I believe I've figured out a and b, but I don't understand c

Consider the points A(1,2,0), B(1,0,1), C(0,1,-1) and D(1,0,-1)

a) Find the equation of the plane passing through the points A, B, C. Is the point D on this plane?

b)Find a parametric equation for the line passing through D which is perpendicular (the line) to the plane of the triangle ABC.

c) Find the equation of the plane passing through A and D, which is perpendicular to the plane of the triangle ABC. Note: Two planes are perpendicular if their normal vectors are perpendicular.
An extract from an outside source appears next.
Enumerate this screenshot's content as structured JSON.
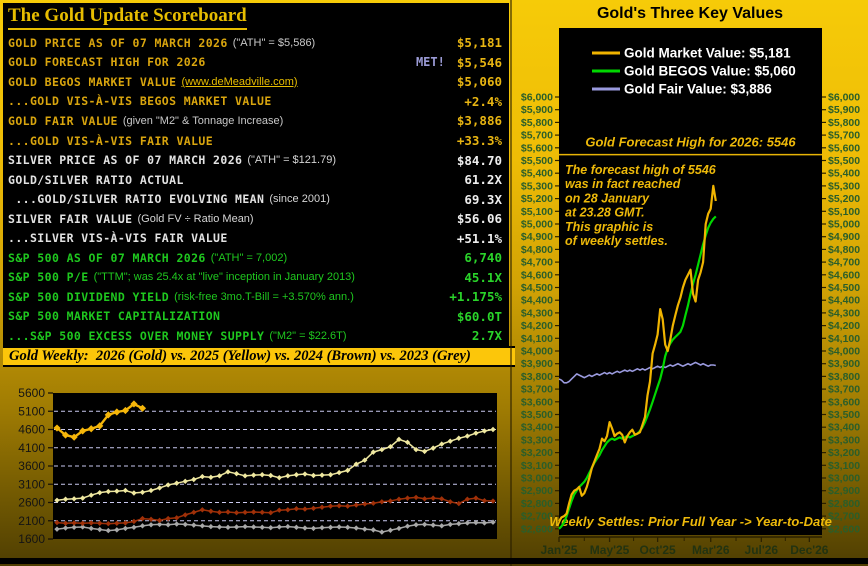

a)equation of the plane ABC is -3x+y+2z=-1 and D is not on the plane

$\displaystyle \begin{gathered}

\overrightarrow u = < 0,2, - 1 > \hfill \\

\overrightarrow v = < - 1,1, - 2 > \hfill \\

\end{gathered}

$

$\displaystyle \begin{gathered}

\overrightarrow n = - 3i + j + 2k \hfill \\

\overrightarrow r - \overrightarrow {{r_o}} = < x - 0,y - 1,z - ( - 1) > \hfill \\

\end{gathered}

$

$\displaystyle \begin{gathered}

\overrightarrow r - \overrightarrow {{r_o}} \overrightarrow n = 0 \hfill \\

< x - 0,y - 1,z - ( - 1) > < - 3,1,2 > = 0 \hfill \\

\end{gathered}

$

$\displaystyle \begin{gathered}

- 3x + 3 + y + 2z - 2 = 0 \hfill \\

- 3x + y + 2x = - 1 \hfill \\

\end{gathered}

$

b)equation of line perpendicular to plane:

$\displaystyle \begin{gathered}

\overrightarrow {{r_o}} = < 1,0, - 1 > \hfill \\

\overrightarrow v = < - 1,1, - 2 > \hfill \\

\end{gathered}

$

$\displaystyle \begin{gathered}

\overrightarrow r = \overrightarrow {{r_o}} + t\overrightarrow v \hfill \\

< x,y,z > = < 1,0, - 1 > + t < - 1,1, - 2 > \hfill \\

\end{gathered}

$

x=1-t

y=t

z=-1-2t

and like I said, I have no idea what to do for c